Vielleicht liegt das auch daran, dass man seinen Piraten zwar irrsinnig kleinteilig individualisieren darf, ihn aber eigentlich nur in den Siedlungen selbst steuert. Sobald man sein Schiff betritt (ebenfalls stark individualisierbar), verschmilzt man mit dem Kahn, darf sich nicht mehr frei bewegen. Um Ausschau nach Feinden zu halten, schaltet ihr durch die verschiedenen Stationen eures Schiffes, bis ihr einem Matrosen im Mastkorb über die Schultern schaut (wo mir das aggressive Sausen des Windes in den Ohren sehr gefiel), anstatt selbst dort hinaufzuklettern.

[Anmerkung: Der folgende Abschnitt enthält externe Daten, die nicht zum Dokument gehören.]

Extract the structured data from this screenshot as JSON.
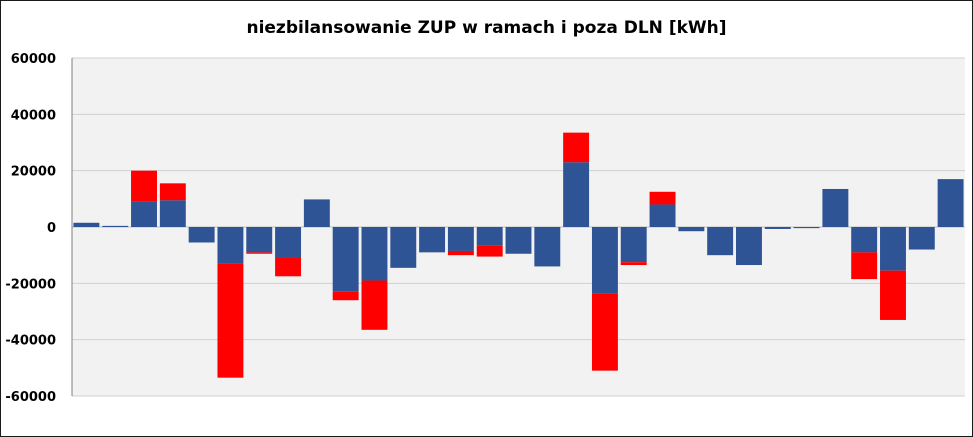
{
  "chart_data": {
    "type": "bar",
    "stacked": true,
    "title": "niezbilansowanie ZUP w ramach i poza DLN [kWh]",
    "xlabel": "",
    "ylabel": "",
    "ylim": [
      -60000,
      60000
    ],
    "yticks": [
      "60000",
      "40000",
      "20000",
      "0",
      "-20000",
      "-40000",
      "-60000"
    ],
    "grid": true,
    "legend": "none",
    "series": [
      {
        "color": "#2e5496",
        "values": [
          1500,
          400,
          9000,
          9500,
          -5500,
          -13000,
          -9000,
          -11000,
          9800,
          -23000,
          -19000,
          -14500,
          -9000,
          -8500,
          -6500,
          -9500,
          -14000,
          23000,
          -23500,
          -12500,
          8000,
          -1500,
          -10000,
          -13500,
          -700,
          -400,
          13500,
          -9000,
          -15500,
          -8000,
          17000
        ]
      },
      {
        "color": "#ff0000",
        "values": [
          0,
          0,
          11000,
          6000,
          0,
          -40500,
          -500,
          -6500,
          0,
          -3000,
          -17500,
          0,
          0,
          -1500,
          -4000,
          0,
          0,
          10500,
          -27500,
          -1000,
          4500,
          0,
          0,
          0,
          0,
          0,
          0,
          -9500,
          -17500,
          0,
          0
        ]
      }
    ]
  }
}
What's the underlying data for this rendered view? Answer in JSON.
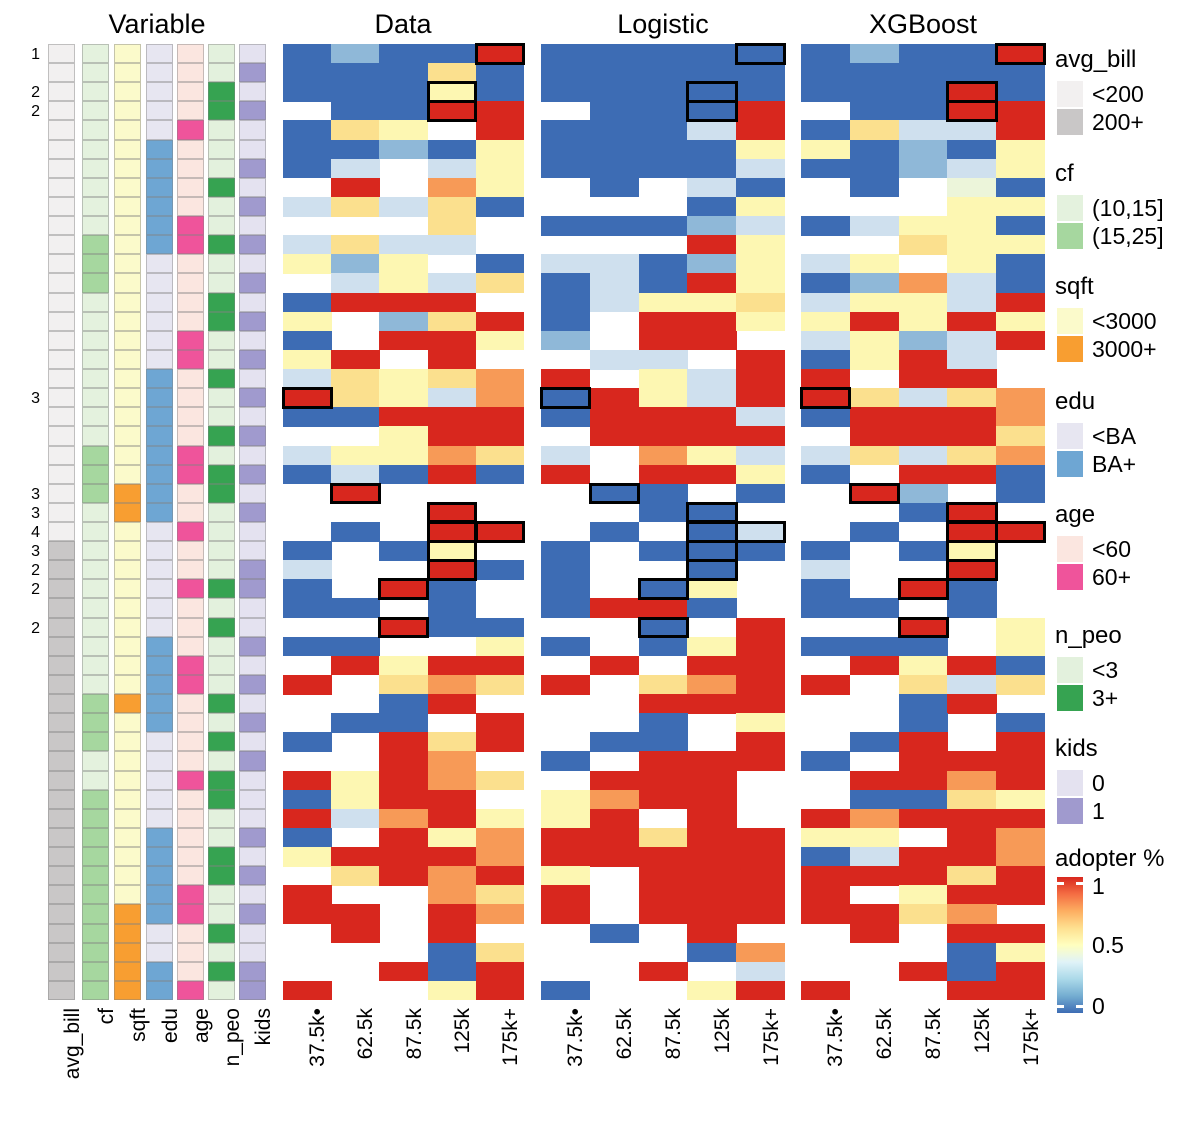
{
  "titles": {
    "variable": "Variable",
    "data": "Data",
    "logistic": "Logistic",
    "xgboost": "XGBoost"
  },
  "row_labels": [
    {
      "row": 1,
      "text": "1"
    },
    {
      "row": 3,
      "text": "2"
    },
    {
      "row": 4,
      "text": "2"
    },
    {
      "row": 19,
      "text": "3"
    },
    {
      "row": 24,
      "text": "3"
    },
    {
      "row": 25,
      "text": "3"
    },
    {
      "row": 26,
      "text": "4"
    },
    {
      "row": 27,
      "text": "3"
    },
    {
      "row": 28,
      "text": "2"
    },
    {
      "row": 29,
      "text": "2"
    },
    {
      "row": 31,
      "text": "2"
    }
  ],
  "x_labels": [
    "37.5k•",
    "62.5k",
    "87.5k",
    "125k",
    "175k+"
  ],
  "variable_labels": [
    "avg_bill",
    "cf",
    "sqft",
    "edu",
    "age",
    "n_peo",
    "kids"
  ],
  "chart_data": {
    "type": "heatmap",
    "rows": 50,
    "columns": [
      "37.5k•",
      "62.5k",
      "87.5k",
      "125k",
      "175k+"
    ],
    "value_label": "adopter %",
    "value_range": [
      0,
      1
    ],
    "color_value_map": {
      "B": 0.0,
      "b": 0.2,
      "c": 0.35,
      "w": 0.5,
      "g": 0.55,
      "Y": 0.6,
      "y": 0.7,
      "o": 0.85,
      "R": 1.0
    },
    "palette": {
      "B": "#3d6cb4",
      "b": "#8fb8d8",
      "c": "#cfe0ee",
      "w": "#ffffff",
      "g": "#ecf5da",
      "Y": "#fdf7b2",
      "y": "#fbe08e",
      "o": "#f79a57",
      "R": "#d8271e"
    },
    "panels": [
      {
        "name": "Data",
        "cells": [
          "BbBBR",
          "BBByB",
          "BBBYB",
          "wBBRR",
          "ByYwR",
          "BBbBY",
          "BcwcY",
          "wRwoY",
          "cycyB",
          "wwwyw",
          "cyccw",
          "YbYwB",
          "wcYcy",
          "BRRRw",
          "YwbyR",
          "BwRRY",
          "YRwRw",
          "cyYyo",
          "RyYco",
          "BBRRR",
          "wwYRR",
          "cYYoy",
          "BcBRB",
          "wRwww",
          "wwwRw",
          "wBwRR",
          "BwBYw",
          "cwwRB",
          "BwRBw",
          "BBwBw",
          "wwRBB",
          "BBwwY",
          "wRYRR",
          "Rwyoy",
          "wwBRw",
          "wBBwR",
          "BwRyR",
          "wwRow",
          "RYRoy",
          "BYRRw",
          "RcoRY",
          "BwRYo",
          "YRRRo",
          "wyRoR",
          "Rwwoy",
          "RRwRo",
          "wRwRw",
          "wwwBy",
          "wwRBR",
          "RwwYR"
        ]
      },
      {
        "name": "Logistic",
        "cells": [
          "BBBBB",
          "BBBBB",
          "BBBBB",
          "wBBBR",
          "BBBcR",
          "BBBBY",
          "BBBBc",
          "wBwcB",
          "wwwBY",
          "BBBbc",
          "wwwRY",
          "ccBbY",
          "BcBRY",
          "BcYYy",
          "BwRRY",
          "bwRRw",
          "wccwR",
          "RwYcR",
          "BRYcR",
          "BRRRc",
          "wRRRR",
          "cwoYc",
          "RwRRY",
          "wBBwB",
          "wwBBw",
          "wBwBc",
          "BwBBB",
          "BwwBw",
          "BwBYw",
          "BRRBw",
          "wwBwR",
          "BwBYR",
          "wRwRR",
          "RwyoR",
          "wwRRR",
          "wwBwY",
          "wBBwR",
          "BwRRR",
          "wRRRw",
          "YoRRw",
          "YRwRw",
          "RRyRR",
          "RRRRR",
          "YwRRR",
          "RwRRR",
          "RwRRR",
          "wBwRw",
          "wwwBo",
          "wwRwc",
          "BwwYR"
        ]
      },
      {
        "name": "XGBoost",
        "cells": [
          "BbBBR",
          "BBBBB",
          "BBBRB",
          "wBBRR",
          "ByccR",
          "YBbBY",
          "BBbcY",
          "wBwgB",
          "wwwYY",
          "BcYYB",
          "wwyYY",
          "cYwYB",
          "BbocB",
          "cYYcR",
          "YRYRY",
          "cYbcR",
          "BYRcw",
          "RwRRw",
          "Rycyo",
          "BRRRo",
          "wRRRy",
          "cycyo",
          "BwRRB",
          "wRbwB",
          "wwBRw",
          "wBwRR",
          "BwBYw",
          "cwwRw",
          "BwRBw",
          "BBwBw",
          "wwRwY",
          "BBBwY",
          "wRYRB",
          "Rwycy",
          "wwBRw",
          "wwBwB",
          "wBRwR",
          "BwRRR",
          "wRRoR",
          "wBByY",
          "RoRRR",
          "YYwRo",
          "BcRRo",
          "RRRyR",
          "RwYRR",
          "RRyow",
          "wRwRR",
          "wwwBY",
          "wwRBR",
          "RwwRR"
        ]
      }
    ],
    "highlighted_cells": [
      [
        1,
        5
      ],
      [
        3,
        4
      ],
      [
        4,
        4
      ],
      [
        19,
        1
      ],
      [
        24,
        2
      ],
      [
        25,
        4
      ],
      [
        26,
        4
      ],
      [
        26,
        5
      ],
      [
        27,
        4
      ],
      [
        28,
        4
      ],
      [
        29,
        3
      ],
      [
        31,
        3
      ]
    ],
    "variable_matrix": {
      "note": "dark_rows = rows (1-50) where the variable takes its second (dark) category",
      "columns": [
        {
          "name": "avg_bill",
          "light": "#f2f0f0",
          "dark": "#c9c7c7",
          "dark_rows": [
            27,
            28,
            29,
            30,
            31,
            32,
            33,
            34,
            35,
            36,
            37,
            38,
            39,
            40,
            41,
            42,
            43,
            44,
            45,
            46,
            47,
            48,
            49,
            50
          ]
        },
        {
          "name": "cf",
          "light": "#e4f2de",
          "dark": "#a6d79f",
          "dark_rows": [
            11,
            12,
            13,
            22,
            23,
            24,
            35,
            36,
            37,
            40,
            41,
            42,
            43,
            44,
            45,
            46,
            47,
            48,
            49,
            50
          ]
        },
        {
          "name": "sqft",
          "light": "#fbfacb",
          "dark": "#f89e31",
          "dark_rows": [
            24,
            25,
            35,
            46,
            47,
            48,
            49,
            50
          ]
        },
        {
          "name": "edu",
          "light": "#e7e6f1",
          "dark": "#6ea6d3",
          "dark_rows": [
            6,
            7,
            8,
            9,
            10,
            11,
            18,
            19,
            20,
            21,
            22,
            23,
            24,
            25,
            32,
            33,
            34,
            35,
            36,
            42,
            43,
            44,
            45,
            46,
            49,
            50
          ]
        },
        {
          "name": "age",
          "light": "#fbe6e0",
          "dark": "#ef549b",
          "dark_rows": [
            5,
            10,
            11,
            16,
            17,
            22,
            23,
            26,
            29,
            33,
            34,
            39,
            45,
            46,
            50
          ]
        },
        {
          "name": "n_peo",
          "light": "#e3f1dd",
          "dark": "#36a351",
          "dark_rows": [
            3,
            4,
            8,
            11,
            14,
            15,
            18,
            21,
            23,
            24,
            29,
            31,
            35,
            37,
            39,
            40,
            43,
            44,
            47,
            49
          ]
        },
        {
          "name": "kids",
          "light": "#e4e2f0",
          "dark": "#a09ace",
          "dark_rows": [
            2,
            4,
            7,
            9,
            11,
            13,
            15,
            17,
            19,
            21,
            23,
            25,
            28,
            29,
            32,
            34,
            36,
            38,
            42,
            44,
            46,
            49,
            50
          ]
        }
      ]
    }
  },
  "legend": {
    "groups": [
      {
        "title": "avg_bill",
        "items": [
          {
            "label": "<200",
            "color": "#f2f0f0"
          },
          {
            "label": "200+",
            "color": "#c9c7c7"
          }
        ]
      },
      {
        "title": "cf",
        "items": [
          {
            "label": "(10,15]",
            "color": "#e4f2de"
          },
          {
            "label": "(15,25]",
            "color": "#a6d79f"
          }
        ]
      },
      {
        "title": "sqft",
        "items": [
          {
            "label": "<3000",
            "color": "#fbfacb"
          },
          {
            "label": "3000+",
            "color": "#f89e31"
          }
        ]
      },
      {
        "title": "edu",
        "items": [
          {
            "label": "<BA",
            "color": "#e7e6f1"
          },
          {
            "label": "BA+",
            "color": "#6ea6d3"
          }
        ]
      },
      {
        "title": "age",
        "items": [
          {
            "label": "<60",
            "color": "#fbe6e0"
          },
          {
            "label": "60+",
            "color": "#ef549b"
          }
        ]
      },
      {
        "title": "n_peo",
        "items": [
          {
            "label": "<3",
            "color": "#e3f1dd"
          },
          {
            "label": "3+",
            "color": "#36a351"
          }
        ]
      },
      {
        "title": "kids",
        "items": [
          {
            "label": "0",
            "color": "#e4e2f0"
          },
          {
            "label": "1",
            "color": "#a09ace"
          }
        ]
      }
    ],
    "colorbar": {
      "title": "adopter %",
      "ticks": [
        "1",
        "0.5",
        "0"
      ],
      "gradient": [
        "#d8271e",
        "#f46d43",
        "#fdae61",
        "#fee090",
        "#ffffbf",
        "#e0f3f8",
        "#abd9e9",
        "#74add1",
        "#3d6cb4"
      ]
    }
  }
}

Und das zieht sich eben durch: Beim Beschaffen von Ressourcen schippert ihr an Küstenpalmen heran und befiehlt der Crew, sie zu fällen. Werdet ihr geentert oder lasst ihr entern oder greift ihr eine Festung an, kämpft ihr nicht selbst. Eure Crew erledigt das für euch, beziehungsweise kämpft sich einen Erfolgsbalken am oberen Bildrand entlang durch verschiedene Phasen der Konfrontation, bis diese eines von zwei Enden nimmt. Natürlich nehmt ihr Einfluss auf den Verlauf, allein schon durch die Zusammensetzung eurer Mannschaft, aber auch, indem ihr die Bewaffnung eures Schiffes gut einsetzt, und zum Beispiel Verteidigungsanlagen und empfindliche Infrastruktur unter Feuer nehmt. Aber es wirkt trotzdem alles etwas "Hands-off" und indirekt, während ich bei Wellengang auf Rares "Meer der Diebe" schon mal beinahe selbst seekrank wurde. Skull and Bones scheint dagegen weniger erpicht, euch seine Gewässer als echte Welt zu verkaufen.

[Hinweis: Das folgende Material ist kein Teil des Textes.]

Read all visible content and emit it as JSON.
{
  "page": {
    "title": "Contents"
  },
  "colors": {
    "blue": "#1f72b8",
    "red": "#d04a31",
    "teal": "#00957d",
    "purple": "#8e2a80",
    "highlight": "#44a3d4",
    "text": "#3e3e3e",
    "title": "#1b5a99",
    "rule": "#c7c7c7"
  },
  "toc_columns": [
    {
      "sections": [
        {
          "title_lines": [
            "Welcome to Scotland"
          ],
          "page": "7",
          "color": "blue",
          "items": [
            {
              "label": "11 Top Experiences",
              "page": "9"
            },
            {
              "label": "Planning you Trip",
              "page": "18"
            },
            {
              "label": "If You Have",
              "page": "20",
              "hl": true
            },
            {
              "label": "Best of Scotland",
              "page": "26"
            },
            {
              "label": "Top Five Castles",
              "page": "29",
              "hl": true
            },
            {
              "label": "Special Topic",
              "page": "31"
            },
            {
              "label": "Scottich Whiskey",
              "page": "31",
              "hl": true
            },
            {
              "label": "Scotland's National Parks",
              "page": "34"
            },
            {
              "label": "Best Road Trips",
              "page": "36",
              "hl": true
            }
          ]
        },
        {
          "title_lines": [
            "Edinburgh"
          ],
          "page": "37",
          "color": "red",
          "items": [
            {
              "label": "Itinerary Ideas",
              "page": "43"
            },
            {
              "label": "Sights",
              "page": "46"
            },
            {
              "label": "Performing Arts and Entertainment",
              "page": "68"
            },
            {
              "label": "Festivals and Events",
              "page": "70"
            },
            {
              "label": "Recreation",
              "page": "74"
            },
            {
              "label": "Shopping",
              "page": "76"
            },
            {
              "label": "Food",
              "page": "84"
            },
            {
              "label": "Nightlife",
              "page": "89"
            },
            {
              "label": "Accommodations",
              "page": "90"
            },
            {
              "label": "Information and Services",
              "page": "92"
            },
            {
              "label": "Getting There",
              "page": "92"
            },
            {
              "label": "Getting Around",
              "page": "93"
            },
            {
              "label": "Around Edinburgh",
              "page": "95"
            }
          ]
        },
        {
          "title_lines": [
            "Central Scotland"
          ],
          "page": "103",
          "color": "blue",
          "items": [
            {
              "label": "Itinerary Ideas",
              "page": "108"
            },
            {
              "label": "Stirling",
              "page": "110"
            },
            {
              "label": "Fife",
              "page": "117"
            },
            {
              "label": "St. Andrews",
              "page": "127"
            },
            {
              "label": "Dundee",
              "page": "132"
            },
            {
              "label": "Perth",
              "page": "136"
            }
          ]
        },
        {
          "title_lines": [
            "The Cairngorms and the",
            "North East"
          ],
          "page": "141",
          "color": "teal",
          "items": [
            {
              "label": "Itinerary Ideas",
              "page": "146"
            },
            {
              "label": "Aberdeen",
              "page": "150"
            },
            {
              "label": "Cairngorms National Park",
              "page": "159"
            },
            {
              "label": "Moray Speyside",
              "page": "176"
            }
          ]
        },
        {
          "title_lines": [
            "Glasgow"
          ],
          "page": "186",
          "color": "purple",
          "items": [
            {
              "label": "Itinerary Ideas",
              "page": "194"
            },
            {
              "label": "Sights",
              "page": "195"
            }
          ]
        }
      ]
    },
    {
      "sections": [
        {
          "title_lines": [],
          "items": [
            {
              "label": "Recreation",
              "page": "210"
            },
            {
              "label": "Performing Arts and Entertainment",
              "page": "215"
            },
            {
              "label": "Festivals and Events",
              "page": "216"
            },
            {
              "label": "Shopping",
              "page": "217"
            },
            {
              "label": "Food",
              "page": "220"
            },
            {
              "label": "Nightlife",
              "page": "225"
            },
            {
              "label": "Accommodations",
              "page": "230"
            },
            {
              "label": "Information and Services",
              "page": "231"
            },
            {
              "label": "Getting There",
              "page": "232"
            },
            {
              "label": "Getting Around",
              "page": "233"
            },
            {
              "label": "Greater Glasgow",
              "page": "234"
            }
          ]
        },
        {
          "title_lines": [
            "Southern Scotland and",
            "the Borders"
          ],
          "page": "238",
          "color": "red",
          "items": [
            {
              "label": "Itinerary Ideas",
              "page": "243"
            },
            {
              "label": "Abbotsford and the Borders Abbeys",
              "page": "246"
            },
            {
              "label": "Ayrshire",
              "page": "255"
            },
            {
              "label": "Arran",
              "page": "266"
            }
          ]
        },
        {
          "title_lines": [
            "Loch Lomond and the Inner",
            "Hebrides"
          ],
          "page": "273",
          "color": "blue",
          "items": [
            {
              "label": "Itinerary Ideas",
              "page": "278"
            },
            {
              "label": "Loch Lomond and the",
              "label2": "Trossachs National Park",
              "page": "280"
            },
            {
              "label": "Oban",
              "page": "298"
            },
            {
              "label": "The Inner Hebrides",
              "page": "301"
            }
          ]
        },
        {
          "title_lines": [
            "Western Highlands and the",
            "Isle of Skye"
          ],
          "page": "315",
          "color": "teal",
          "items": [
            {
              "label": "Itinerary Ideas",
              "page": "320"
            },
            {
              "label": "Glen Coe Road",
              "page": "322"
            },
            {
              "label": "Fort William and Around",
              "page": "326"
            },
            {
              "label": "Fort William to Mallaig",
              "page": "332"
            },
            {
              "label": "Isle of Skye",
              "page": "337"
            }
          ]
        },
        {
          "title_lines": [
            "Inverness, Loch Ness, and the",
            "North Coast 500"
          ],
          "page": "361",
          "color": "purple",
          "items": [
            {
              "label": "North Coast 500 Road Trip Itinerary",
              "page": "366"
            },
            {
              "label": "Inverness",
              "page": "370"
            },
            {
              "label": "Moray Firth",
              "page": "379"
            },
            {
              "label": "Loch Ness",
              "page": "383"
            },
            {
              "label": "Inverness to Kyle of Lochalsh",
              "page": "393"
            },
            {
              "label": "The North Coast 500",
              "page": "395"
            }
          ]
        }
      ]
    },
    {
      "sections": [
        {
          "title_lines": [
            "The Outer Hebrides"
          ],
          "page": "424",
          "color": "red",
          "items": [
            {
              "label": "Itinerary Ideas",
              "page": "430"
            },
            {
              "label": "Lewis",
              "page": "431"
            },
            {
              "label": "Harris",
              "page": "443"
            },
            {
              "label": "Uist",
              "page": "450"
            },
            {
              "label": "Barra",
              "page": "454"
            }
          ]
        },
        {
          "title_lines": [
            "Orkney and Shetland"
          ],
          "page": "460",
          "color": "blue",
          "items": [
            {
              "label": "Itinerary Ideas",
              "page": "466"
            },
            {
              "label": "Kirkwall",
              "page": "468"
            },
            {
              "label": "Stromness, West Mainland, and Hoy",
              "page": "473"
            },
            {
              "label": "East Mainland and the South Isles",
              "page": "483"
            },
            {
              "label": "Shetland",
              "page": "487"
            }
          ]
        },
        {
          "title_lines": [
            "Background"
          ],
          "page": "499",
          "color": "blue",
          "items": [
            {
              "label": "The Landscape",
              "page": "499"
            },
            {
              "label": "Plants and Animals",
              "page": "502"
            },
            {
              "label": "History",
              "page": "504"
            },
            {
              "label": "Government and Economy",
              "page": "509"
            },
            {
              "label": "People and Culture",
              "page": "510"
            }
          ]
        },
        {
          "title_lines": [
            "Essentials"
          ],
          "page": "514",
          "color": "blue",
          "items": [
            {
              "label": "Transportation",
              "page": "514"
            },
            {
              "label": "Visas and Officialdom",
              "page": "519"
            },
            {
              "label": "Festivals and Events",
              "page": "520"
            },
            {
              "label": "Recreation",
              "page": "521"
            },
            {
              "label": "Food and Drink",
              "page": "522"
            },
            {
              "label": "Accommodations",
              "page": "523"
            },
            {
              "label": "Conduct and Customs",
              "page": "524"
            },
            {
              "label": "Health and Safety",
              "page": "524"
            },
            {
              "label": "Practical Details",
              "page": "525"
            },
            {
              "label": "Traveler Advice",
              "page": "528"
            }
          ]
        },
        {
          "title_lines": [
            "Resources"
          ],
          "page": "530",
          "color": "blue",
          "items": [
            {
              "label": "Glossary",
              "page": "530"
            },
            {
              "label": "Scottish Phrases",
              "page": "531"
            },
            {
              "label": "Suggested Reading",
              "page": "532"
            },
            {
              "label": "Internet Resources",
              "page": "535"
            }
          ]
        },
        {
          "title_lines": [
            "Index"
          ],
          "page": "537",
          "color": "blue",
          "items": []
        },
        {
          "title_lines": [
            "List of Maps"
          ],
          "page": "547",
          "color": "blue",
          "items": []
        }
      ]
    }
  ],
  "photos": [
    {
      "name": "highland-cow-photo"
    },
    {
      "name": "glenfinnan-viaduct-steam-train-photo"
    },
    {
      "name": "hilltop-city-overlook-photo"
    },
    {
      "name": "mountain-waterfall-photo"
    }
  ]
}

Das ist jetzt wohl die Stelle in dem Artikel, an dem ich sagen sollte, dass Skull & Bones gleichzeitig keinerlei Anzeichen dafür liefert, dass irgendetwas hiervon schlecht gemacht oder spaßbefreit wäre – darüber kann ich nach einer Präsentation schlicht keine Aussage treffen. Es ist nur eben eine Frage, ob das, was Skull and Bones sein will, für euch nach Spaß klingt? Stören euch Spiele, in denen man mehr auf Anzeigen blickt als auf die Welt, oder liebt ihr diese Hilfen und das systemische Aufdröseln des Geschehens auf dem Screen? Mögt ihr, dass ihr gewissermaßen das Schiff spielt, sobald es zur See geht, oder würdet ihr lieber direkter mit eurer Spielfigur eingreifen?

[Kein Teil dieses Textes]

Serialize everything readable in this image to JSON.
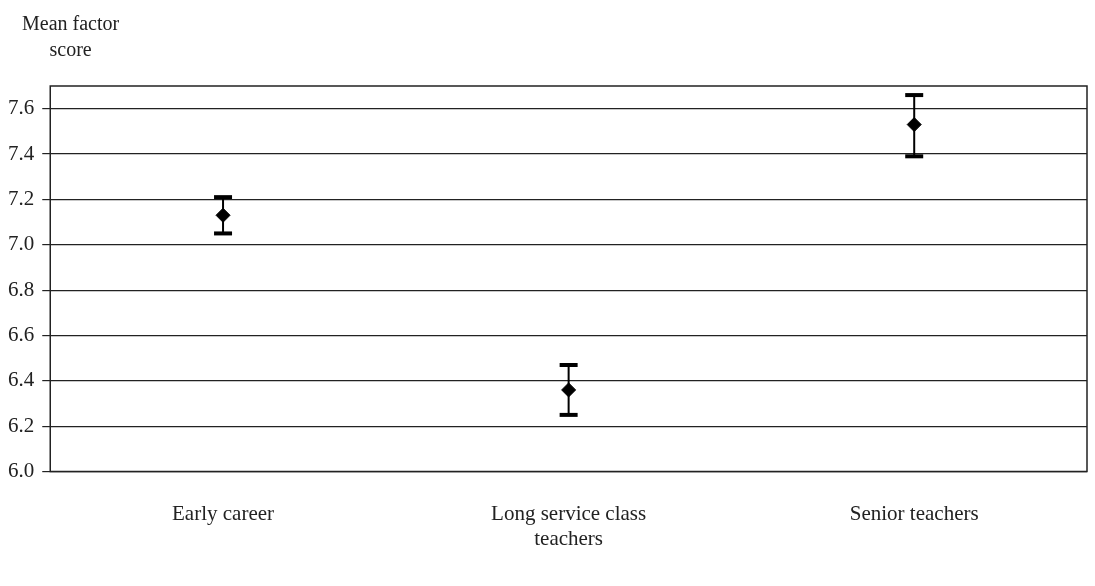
{
  "chart_data": {
    "type": "scatter",
    "ylabel": "Mean factor score",
    "categories": [
      "Early career",
      "Long service class teachers",
      "Senior teachers"
    ],
    "values": [
      7.13,
      6.36,
      7.53
    ],
    "errors": [
      [
        7.05,
        7.21
      ],
      [
        6.25,
        6.47
      ],
      [
        7.39,
        7.66
      ]
    ],
    "color": "#000000",
    "marker": "diamond",
    "ylim": [
      6.0,
      7.7
    ],
    "yticks": [
      {
        "value": 6.0,
        "label": "6.0"
      },
      {
        "value": 6.2,
        "label": "6.2"
      },
      {
        "value": 6.4,
        "label": "6.4"
      },
      {
        "value": 6.6,
        "label": "6.6"
      },
      {
        "value": 6.8,
        "label": "6.8"
      },
      {
        "value": 7.0,
        "label": "7.0"
      },
      {
        "value": 7.2,
        "label": "7.2"
      },
      {
        "value": 7.4,
        "label": "7.4"
      },
      {
        "value": 7.6,
        "label": "7.6"
      }
    ],
    "grid": "y",
    "legend": false
  }
}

Das sind die Fragen, die jeder bei der Wahl seines persönlichen Piratensimulators für sich beantworten muss. Für den Moment habe ich den Eindruck, dass Skull and Bones ein Spiel ist, das sich aus der Entwicklungshölle heraus gedacht hat. Eines, das über Mechaniken und Systeme wieder seetüchtig gemacht wurde, um den Weg zurück in die sicheren Gewässer der Öffentlichkeit zu finden. Mir wäre lieber, es hätte auf der Fahrt den einen oder anderen Schluck Grog genommen und ein wenig auf seinen Bauch gehört.
Aber das hier ist immer noch Ubisoft. Wir haben schon mehrfach gesehen, wie dieses Unternehmen seine Live-Service-Spiele nach mäßigem Start mit umfassenden Updates kräftig in die Spur zog. Zu wünschen wäre es Skull and Bones, denn das mit dem “Anti-Sea-of-Thieves” stimmt noch in einer anderen Hinsicht: Nicht jeder mag seine Piraten so albern und verspielt wie bei Rare und nicht jeder will seine Schatzkisten selbst schleppen müssen. Manch einer will einfach nur Kapitän sein und andere die Drecksarbeit erledigen lassen. Für ein solches Spiel ist mehr als genug Platz im Segment der virtuellen Freibeuterei. Ob Skull and Bones dieses Spiel sein kann, wird sich aber erst nach einem Anspieltermin klären.